This is 38 year old Lesley Major. In an interview on the weekend, she explained how she had frozen 14 eggs to give herself a bit more time to have children.
It cost $3000, was extremely difficult and painful and there are no guarantees that it will even work. The fact she was even able to do it makes her unusual. Many women assume you can just freeze eggs for use later if you want to but that's actually not true.
Most fertility clinics do not offer this service to single women unless they are facing a serious medical issue like cancer where radiotherapy or chemotherapy could render them infertile.
The success rate is low for creating embryos with frozen eggs because eggs are not nearly as robust as sperm which freezes – and defrosts – far more successfully. And the process of egg extraction – as any woman who has had IVF will tell you IN DETAIL – is excrutiating. Weeks of hormone injections and then the extraction itself which is not pleasant.
Not quite as easy as a man going into a room with a magazine and a cup for sperm donation….
It's an interesting piece and worth reading. It talks about the issue of 'social infertility' – women who don't get to have kids not because of any medical reason but because they simply run out of time and their eggs expire. It happens.
And so many young women – and even women in their 30s – are utterly shocked to learn that getting pregnant, when you're ready, is not a given. Just because you are healthy and fit and don't look your age…well, nothing can change the age of your eggs. According to this story:
One in seven babies in Australia is now born to first-time
mothers aged over 35 and it has become more accepted for women to
take longer to choose a life partner. But this cultural shift has
caused many to believe medicine will save them when they start a
family in their late 30s or early 40s, says Warren DeAmbrosis, a
director of Queensland Fertility Group. His clinic claims to have
had more pregnancies from frozen eggs than any other in Australia,
with a 70 per cent post-thaw survival rate, a 60 per cent
fertilisation rate and a 30 per cent pregnancy rate for women under
37.
Top Comments
Thanks so so much everyone. xx
So true what all the women on here have said... I read that article on the weekend and ranted to my eye - rolling hubby immediately. My little one arrived (unexpectedly!) in my early twenties. It was the worse thing that could have happened career wise. the nature of my employment meant that I was stood down from my job, and placed in an office for 2 years. But i am so grateful for her, and grateful I was given the opportunity to be a mummy, some of my friends have not been so fortunate, and are heading to their mid to late 30's with no baby in sight in the near future...

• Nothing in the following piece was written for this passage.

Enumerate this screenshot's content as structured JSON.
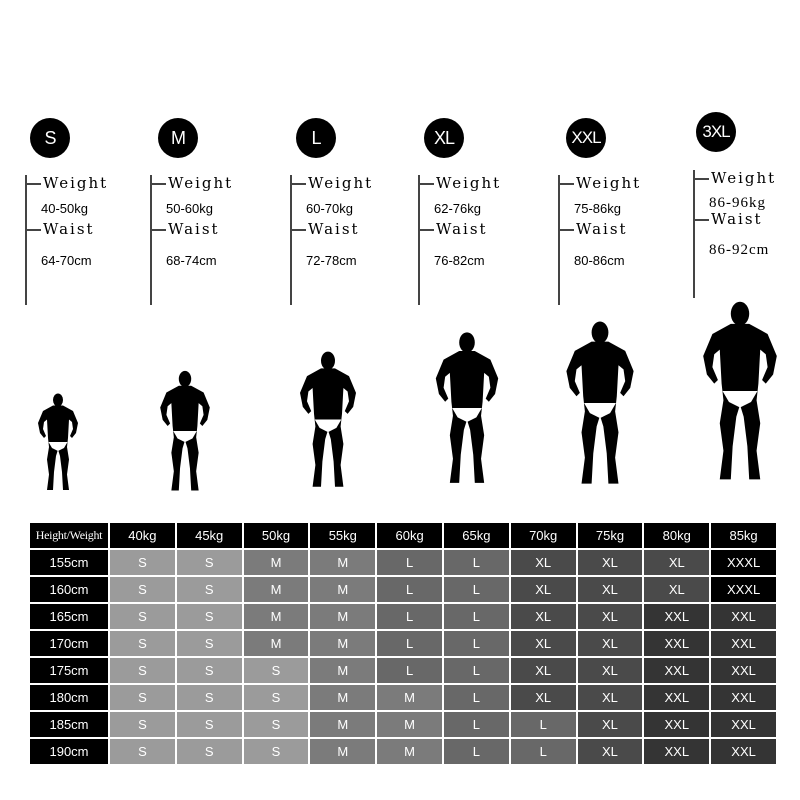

I feel for their position sometimes the "choice " not to have children is no choice at all. None of my friends have put off having children for their career, but rather out of a desire to "do it right" and only bring a child into this world when they are in a position to support and raise a child the way they feel is right..whether that involves being in a relationship, owning a house or being in a career that will allow them to support a child. all very "unselfish" reasons for putting of having babies.
P.S. Meg, good luck, thinking of you and your special little one.